It was during our senior school years that I was allowed to take a bus and go watch football matches at the maidan in Kolkata. Someone had lent me the Membership Card of the East Bengal Club, and so, by default, I had become an East Bengal supporter. Having done my middle school years in Lucknow, I had no idea of the football frenzy Kolkata, but slowly, I got sucked into the city’s ethos, and soon I was putting together a scrap book of football stars. 

Mid sixties was when Indian football was something to write about. The team was winning the Mardeka, Asian Games, while the players of the 1960 Rome Olympics team were fully functional. Thangaraj, Chuni, PK, Balaram, Ram Bahadur, Arun Ghosh, Ashim Moulik were the stars, and the annual tamasha at the IFA Bhawan for players to change clubs or stay back was like attending a festival.

One name that kept cropping up, complete with a sign, was Rahim Sahab. India’s iconic coach was credited to have “built” the Indian football team but before he could take it to the next level, he passed away. The common lament was “if only he lived” and so, even in death the legend lived. Like all legends do.

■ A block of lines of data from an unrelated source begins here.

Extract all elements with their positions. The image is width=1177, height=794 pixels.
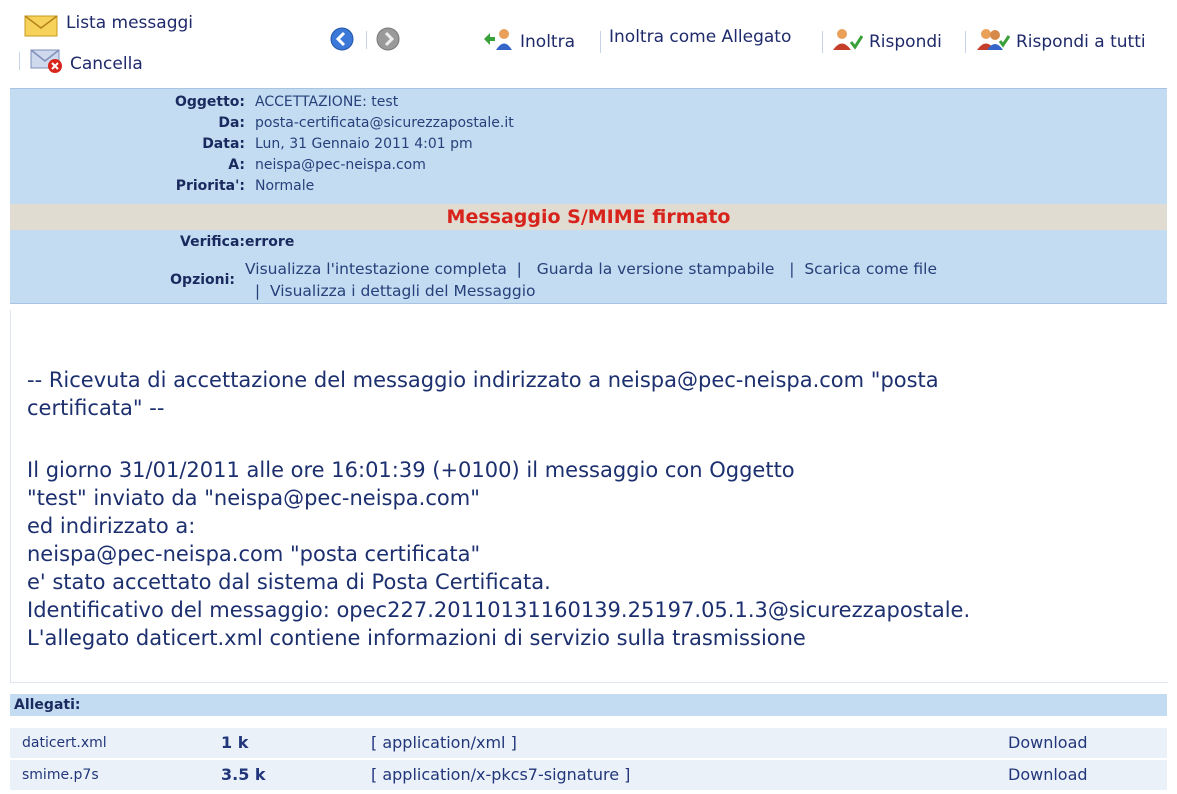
date-row: Data: Lun, 31 Gennaio 2011 4:01 pm (10, 135, 1167, 153)
attachment-row: smime.p7s 3.5 k [ application/x-pkcs7-si… (10, 760, 1167, 790)
body-line: certificata" -- (27, 396, 165, 420)
view-full-header-link[interactable]: Visualizza l'intestazione completa (245, 260, 507, 278)
options-separator: | (511, 260, 532, 278)
priority-value: Normale (255, 178, 315, 194)
attachment-row: daticert.xml 1 k [ application/xml ] Dow… (10, 728, 1167, 758)
attachments-header: Allegati: (10, 694, 1167, 716)
options-separator: | (245, 282, 266, 300)
body-line: e' stato accettato dal sistema di Posta … (27, 570, 551, 594)
back-arrow-icon (330, 27, 354, 56)
date-value: Lun, 31 Gennaio 2011 4:01 pm (255, 136, 473, 152)
to-label: A: (228, 157, 245, 173)
priority-label: Priorita': (175, 178, 245, 194)
subject-row: Oggetto: ACCETTAZIONE: test (10, 93, 1167, 111)
previous-message-button[interactable] (330, 27, 354, 56)
delete-label: Cancella (70, 53, 143, 74)
envelope-delete-icon (30, 44, 64, 79)
download-as-file-link[interactable]: Scarica come file (804, 260, 937, 278)
from-value: posta-certificata@sicurezzapostale.it (255, 115, 514, 131)
separator (600, 31, 601, 53)
reply-button[interactable]: Rispondi (831, 27, 942, 56)
separator (19, 52, 20, 70)
message-list-button[interactable]: Lista messaggi (24, 12, 193, 43)
message-body: -- Ricevuta di accettazione del messaggi… (10, 310, 1168, 683)
download-link[interactable]: Download (1008, 728, 1088, 758)
message-list-label: Lista messaggi (66, 12, 193, 33)
body-line: -- Ricevuta di accettazione del messaggi… (27, 368, 939, 392)
body-line: Identificativo del messaggio: opec227.20… (27, 598, 971, 622)
delete-button[interactable]: Cancella (30, 44, 143, 79)
reply-user-icon (831, 27, 864, 56)
subject-label: Oggetto: (174, 94, 245, 110)
download-link[interactable]: Download (1008, 760, 1088, 790)
attachment-size: 1 k (221, 733, 249, 752)
to-value: neispa@pec-neispa.com (255, 157, 426, 173)
toolbar: Lista messaggi Cancella Inoltra Inoltra … (0, 0, 1177, 88)
printable-version-link[interactable]: Guarda la versione stampabile (537, 260, 775, 278)
attachment-type: [ application/xml ] (371, 733, 517, 752)
message-header: Oggetto: ACCETTAZIONE: test Da: posta-ce… (10, 88, 1167, 204)
next-message-button[interactable] (376, 27, 400, 56)
forward-as-attachment-button[interactable]: Inoltra come Allegato (609, 27, 791, 47)
separator (822, 31, 823, 53)
envelope-icon (24, 14, 58, 43)
subject-value: ACCETTAZIONE: test (255, 94, 399, 110)
reply-label: Rispondi (869, 31, 942, 52)
reply-all-label: Rispondi a tutti (1016, 31, 1146, 52)
options-label: Opzioni: (170, 272, 235, 288)
options-links: Visualizza l'intestazione completa | Gua… (245, 258, 937, 302)
options-separator: | (779, 260, 800, 278)
from-row: Da: posta-certificata@sicurezzapostale.i… (10, 114, 1167, 132)
forward-attachment-label: Inoltra come Allegato (609, 27, 792, 47)
body-line: Il giorno 31/01/2011 alle ore 16:01:39 (… (27, 458, 795, 482)
message-details-link[interactable]: Visualizza i dettagli del Messaggio (270, 282, 536, 300)
body-line: neispa@pec-neispa.com "posta certificata… (27, 542, 481, 566)
attachments-label: Allegati: (14, 697, 81, 713)
reply-all-button[interactable]: Rispondi a tutti (976, 27, 1146, 56)
separator (366, 31, 367, 49)
reply-all-users-icon (976, 27, 1011, 56)
to-row: A: neispa@pec-neispa.com (10, 156, 1167, 174)
body-line: "test" inviato da "neispa@pec-neispa.com… (27, 486, 480, 510)
attachment-name[interactable]: daticert.xml (22, 728, 107, 758)
forward-label: Inoltra (520, 31, 575, 52)
body-line: ed indirizzato a: (27, 514, 196, 538)
priority-row: Priorita': Normale (10, 177, 1167, 195)
attachment-name[interactable]: smime.p7s (22, 760, 99, 790)
attachment-type: [ application/x-pkcs7-signature ] (371, 765, 631, 784)
forward-arrow-icon (376, 27, 400, 56)
from-label: Da: (218, 115, 245, 131)
verify-value: errore (245, 234, 295, 250)
separator (965, 31, 966, 53)
verify-label: Verifica: (180, 234, 245, 250)
verification-panel: Verifica: errore Opzioni: Visualizza l'i… (10, 230, 1167, 304)
date-label: Data: (202, 136, 245, 152)
attachment-size: 3.5 k (221, 765, 266, 784)
smime-banner: Messaggio S/MIME firmato (10, 204, 1167, 230)
body-line: L'allegato daticert.xml contiene informa… (27, 626, 806, 650)
forward-users-icon (482, 27, 514, 56)
forward-button[interactable]: Inoltra (482, 27, 575, 56)
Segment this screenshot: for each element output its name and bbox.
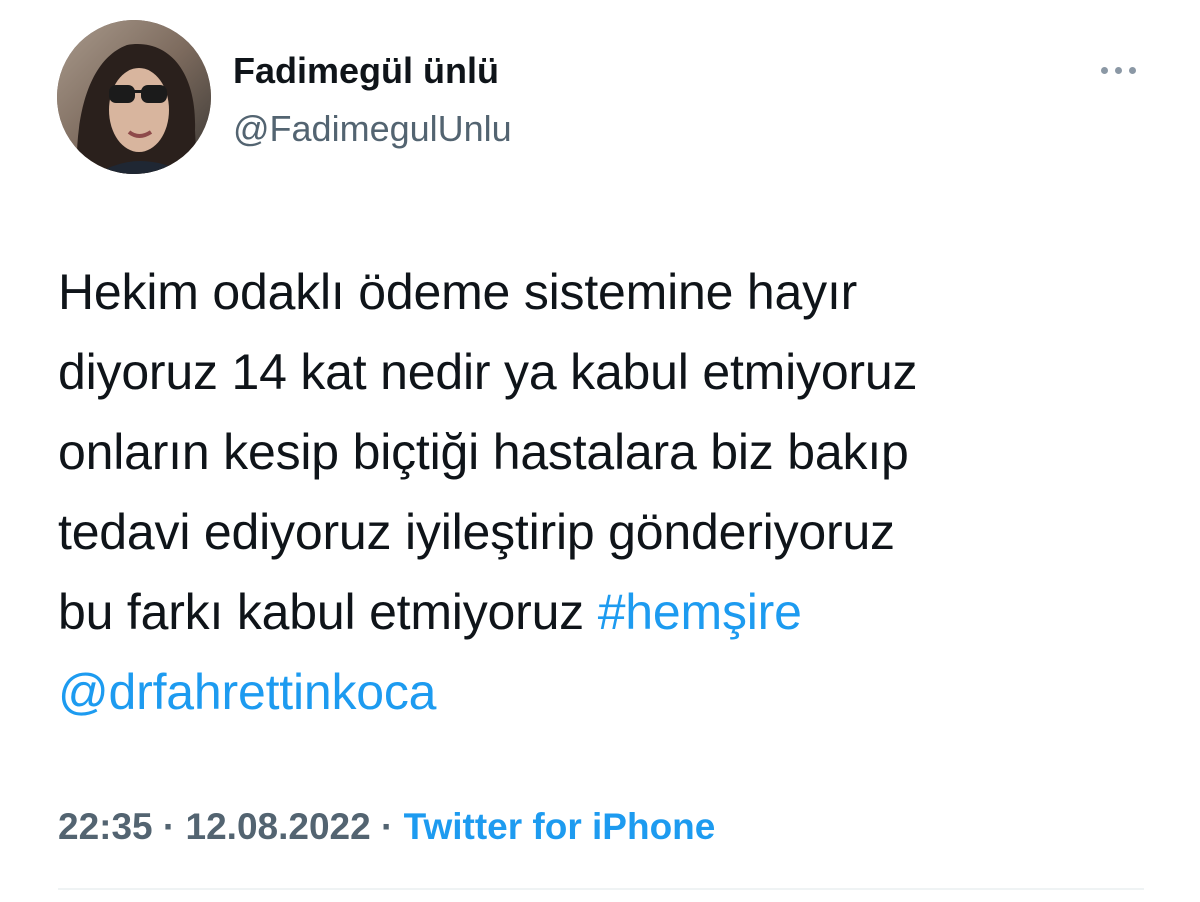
tweet-text-line: onların kesip biçtiği hastalara biz bakı… — [58, 424, 909, 480]
tweet-text-line: diyoruz 14 kat nedir ya kabul etmiyoruz — [58, 344, 918, 400]
tweet-text-line: tedavi ediyoruz iyileştirip gönderiyoruz — [58, 504, 895, 560]
hashtag-link[interactable]: #hemşire — [598, 584, 802, 640]
tweet-text: Hekim odaklı ödeme sistemine hayır diyor… — [58, 252, 1168, 732]
avatar-photo — [57, 20, 211, 174]
tweet-text-line: Hekim odaklı ödeme sistemine hayır — [58, 264, 858, 320]
avatar[interactable] — [57, 20, 211, 174]
tweet-text-segment: bu farkı kabul etmiyoruz — [58, 584, 598, 640]
author-name[interactable]: Fadimegül ünlü — [233, 50, 499, 92]
more-horizontal-icon — [1128, 66, 1136, 74]
tweet-time[interactable]: 22:35 — [58, 806, 153, 847]
tweet-date[interactable]: 12.08.2022 — [186, 806, 371, 847]
mention-link[interactable]: @drfahrettinkoca — [58, 664, 436, 720]
divider — [58, 888, 1144, 890]
meta-separator: · — [152, 806, 186, 847]
tweet-meta: 22:35 · 12.08.2022 · Twitter for iPhone — [58, 806, 715, 848]
tweet-text-line: @drfahrettinkoca — [58, 652, 1168, 732]
tweet-source-link[interactable]: Twitter for iPhone — [404, 806, 716, 847]
more-options-button[interactable] — [1092, 52, 1144, 88]
more-horizontal-icon — [1114, 66, 1122, 74]
more-horizontal-icon — [1100, 66, 1108, 74]
meta-separator: · — [370, 806, 404, 847]
tweet-card: Fadimegül ünlü @FadimegulUnlu Hekim odak… — [0, 0, 1200, 902]
author-handle[interactable]: @FadimegulUnlu — [233, 108, 512, 150]
tweet-text-line: bu farkı kabul etmiyoruz #hemşire — [58, 572, 1168, 652]
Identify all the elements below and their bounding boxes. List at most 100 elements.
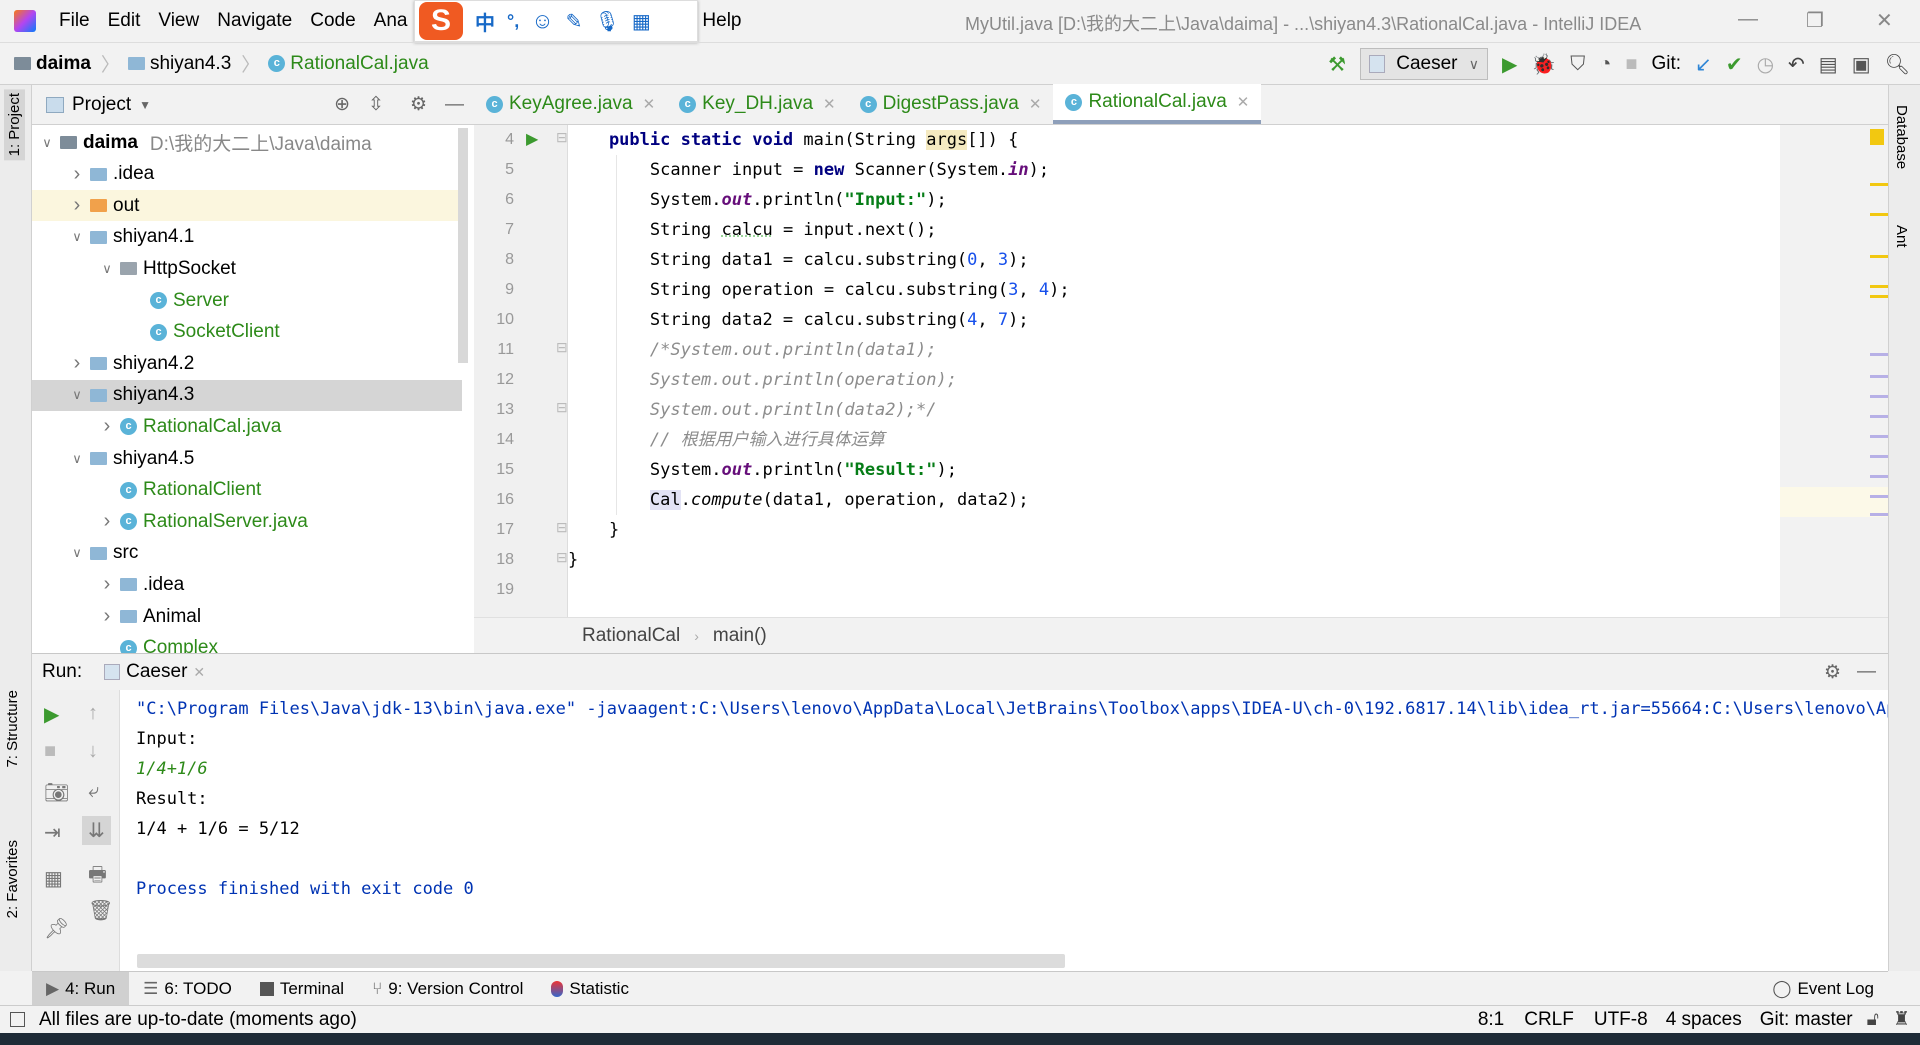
close-window-button[interactable]: ✕ <box>1876 8 1893 33</box>
grid-icon[interactable]: ▦ <box>632 9 651 34</box>
tool-tab-favorites[interactable]: 2: Favorites <box>4 840 21 918</box>
tree-item[interactable]: ∨ HttpSocket <box>32 253 462 284</box>
error-stripe-mark[interactable] <box>1870 395 1888 398</box>
git-branch[interactable]: Git: master <box>1760 1009 1853 1031</box>
fold-marker-icon[interactable]: ⊟ <box>556 519 568 536</box>
minimize-button[interactable]: — <box>1738 8 1758 31</box>
terminal-window-icon[interactable]: ▣ <box>1852 52 1871 77</box>
error-stripe-mark[interactable] <box>1870 435 1888 438</box>
tree-item[interactable]: › .idea <box>32 569 462 600</box>
error-stripe[interactable] <box>1776 125 1888 617</box>
hide-panel-icon[interactable]: — <box>1857 661 1876 683</box>
git-rollback-icon[interactable]: ↶ <box>1788 52 1805 77</box>
rerun-icon[interactable]: ▶ <box>44 702 59 727</box>
pin-icon[interactable]: 📌︎ <box>44 916 69 941</box>
tree-item[interactable]: ∨ src <box>32 538 462 569</box>
git-update-icon[interactable]: ↙ <box>1695 52 1712 77</box>
tool-tab-ant[interactable]: Ant <box>1893 225 1910 248</box>
status-toggle-icon[interactable] <box>10 1012 25 1027</box>
console-output[interactable]: "C:\Program Files\Java\jdk-13\bin\java.e… <box>120 690 1888 971</box>
tool-tab-project[interactable]: 1: Project <box>4 89 25 161</box>
camera-icon[interactable]: 📷︎ <box>44 780 69 805</box>
build-hammer-icon[interactable]: ⚒ <box>1328 52 1346 77</box>
close-icon[interactable]: ✕ <box>193 664 205 681</box>
ime-punctuation[interactable]: °, <box>507 11 519 32</box>
menu-edit[interactable]: Edit <box>99 10 150 32</box>
close-icon[interactable]: ✕ <box>643 95 656 113</box>
run-icon[interactable]: ▶ <box>1502 52 1517 77</box>
locate-file-icon[interactable]: ⊕ <box>334 93 350 116</box>
down-arrow-icon[interactable]: ↓ <box>88 740 98 763</box>
error-stripe-mark[interactable] <box>1870 213 1888 216</box>
tab-keyagree-java[interactable]: c KeyAgree.java ✕ <box>474 84 667 124</box>
tree-item[interactable]: c SocketClient <box>32 317 462 348</box>
chevron-right-icon[interactable]: › <box>70 163 84 186</box>
stop-icon[interactable]: ■ <box>44 740 56 763</box>
layout-icon[interactable]: ▦ <box>44 866 63 891</box>
error-stripe-mark[interactable] <box>1870 513 1888 516</box>
trash-icon[interactable]: 🗑︎ <box>88 898 113 923</box>
tree-item[interactable]: › out <box>32 190 462 222</box>
gear-icon[interactable]: ⚙ <box>410 93 427 116</box>
fold-marker-icon[interactable]: ⊟ <box>556 339 568 356</box>
breadcrumb-method[interactable]: main() <box>713 625 767 647</box>
error-stripe-mark[interactable] <box>1870 295 1888 298</box>
tree-item[interactable]: c Server <box>32 285 462 316</box>
caret-position[interactable]: 8:1 <box>1478 1009 1504 1031</box>
line-separator[interactable]: CRLF <box>1524 1009 1574 1031</box>
lock-icon[interactable]: 🔓︎ <box>1867 1009 1879 1031</box>
coverage-icon[interactable]: ⛉ <box>1570 53 1585 76</box>
tool-tab-todo[interactable]: ☰ 6: TODO <box>129 972 246 1006</box>
error-stripe-mark[interactable] <box>1870 495 1888 498</box>
project-structure-icon[interactable]: ▤ <box>1819 52 1838 77</box>
menu-help[interactable]: Help <box>693 10 750 32</box>
mic-icon[interactable]: 🎙 <box>594 9 619 34</box>
chevron-down-icon[interactable]: ∨ <box>70 545 84 561</box>
error-stripe-mark[interactable] <box>1870 375 1888 378</box>
menu-navigate[interactable]: Navigate <box>208 10 301 32</box>
tool-tab-structure[interactable]: 7: Structure <box>4 690 21 768</box>
nav-crumb-daima[interactable]: daima <box>14 53 91 75</box>
tree-item[interactable]: ∨ shiyan4.1 <box>32 222 462 253</box>
error-stripe-mark[interactable] <box>1870 475 1888 478</box>
close-icon[interactable]: ✕ <box>1029 95 1042 113</box>
chevron-right-icon[interactable]: › <box>100 415 114 438</box>
error-stripe-mark[interactable] <box>1870 285 1888 288</box>
nav-crumb-file[interactable]: c RationalCal.java <box>268 53 429 75</box>
tool-tab-database[interactable]: Database <box>1893 105 1910 169</box>
scroll-to-end-icon[interactable]: ⇊ <box>82 816 111 845</box>
chevron-down-icon[interactable]: ∨ <box>70 387 84 403</box>
restore-layout-icon[interactable]: ⇥ <box>44 820 61 845</box>
collapse-all-icon[interactable]: ⇳ <box>368 93 384 116</box>
close-icon[interactable]: ✕ <box>1237 93 1250 111</box>
run-configuration-select[interactable]: Caeser ∨ <box>1360 48 1488 80</box>
debug-bug-icon[interactable]: 🐞 <box>1531 52 1556 77</box>
tree-item[interactable]: › c RationalCal.java <box>32 411 462 442</box>
tree-scrollbar[interactable] <box>458 128 468 363</box>
chevron-down-icon[interactable]: ∨ <box>100 261 114 277</box>
tab-rationalcal-java[interactable]: c RationalCal.java ✕ <box>1053 84 1262 124</box>
print-icon[interactable]: 🖶 <box>88 860 107 894</box>
menu-code[interactable]: Code <box>301 10 364 32</box>
tree-item[interactable]: › shiyan4.2 <box>32 348 462 379</box>
menu-file[interactable]: File <box>50 10 99 32</box>
gear-icon[interactable]: ⚙ <box>1824 661 1841 684</box>
menu-ana[interactable]: Ana <box>365 10 417 32</box>
chevron-down-icon[interactable]: ▼ <box>139 98 151 112</box>
git-commit-check-icon[interactable]: ✔ <box>1726 52 1743 77</box>
tree-item[interactable]: › .idea <box>32 159 462 190</box>
error-stripe-mark[interactable] <box>1870 183 1888 186</box>
chevron-down-icon[interactable]: ∨ <box>70 229 84 245</box>
close-icon[interactable]: ✕ <box>823 95 836 113</box>
indent-setting[interactable]: 4 spaces <box>1666 1009 1742 1031</box>
soft-wrap-icon[interactable]: ⤶ <box>88 780 99 803</box>
status-message[interactable]: All files are up-to-date (moments ago) <box>39 1009 357 1031</box>
smiley-icon[interactable]: ☺ <box>531 8 553 34</box>
run-tab-caeser[interactable]: Caeser ✕ <box>104 661 205 683</box>
error-stripe-mark[interactable] <box>1870 255 1888 258</box>
chevron-down-icon[interactable]: ∨ <box>40 135 54 151</box>
pen-icon[interactable]: ✎ <box>566 9 583 34</box>
tab-key_dh-java[interactable]: c Key_DH.java ✕ <box>667 84 847 124</box>
nav-crumb-shiyan[interactable]: shiyan4.3 <box>127 53 231 75</box>
tree-item[interactable]: ∨ shiyan4.3 <box>32 379 462 411</box>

The advent of a Bollywood film, Maidan, was instantly a connect to an era bygone and it was with much expectation that I at least looked forward to the biopic on Rahim Sahab. 

The casting of Rahim Sahab was the first put off. An Ajay Devgn, the man with a permanent scowl, the actor with an attitude, with a local mawali flavour simply ruined it all. The casting director owes us an apology. The character he portrayed was hardly the loving Rahim Sahab, the respected Rahim Sahab, but a small time guy with a sense of one-upmanship.

Add to that, the director’s—or may be the story writer’s—penchant to paint all Bengali establishments as a den of petty politics, filled with corruption was just bizzare. 

In the recent past we have had the late Sushant Singh Rajput playing MSD and the production team of Maidan should have taken a few leaves out of the Dhoni biopic and created a believable environment. There were factual errors. Rahim Sahab did pick his son, Hakim, to be a part of the team for the Rome Olympics.

There was little of footbal. Almost nothing about Rahim Sahab was inspiring. It was all about a good man with good intention, a man-next-door fighting the system. In fact there was nothing about the Maulvi Sahab as the man was called in real life; instead,  they presented a successful salesman rebelling against the management.

Biopics are difficult to make and all of them don't make the mark. Maidan was a total disappointment and anyone venturing into this genre must learn from this disaster.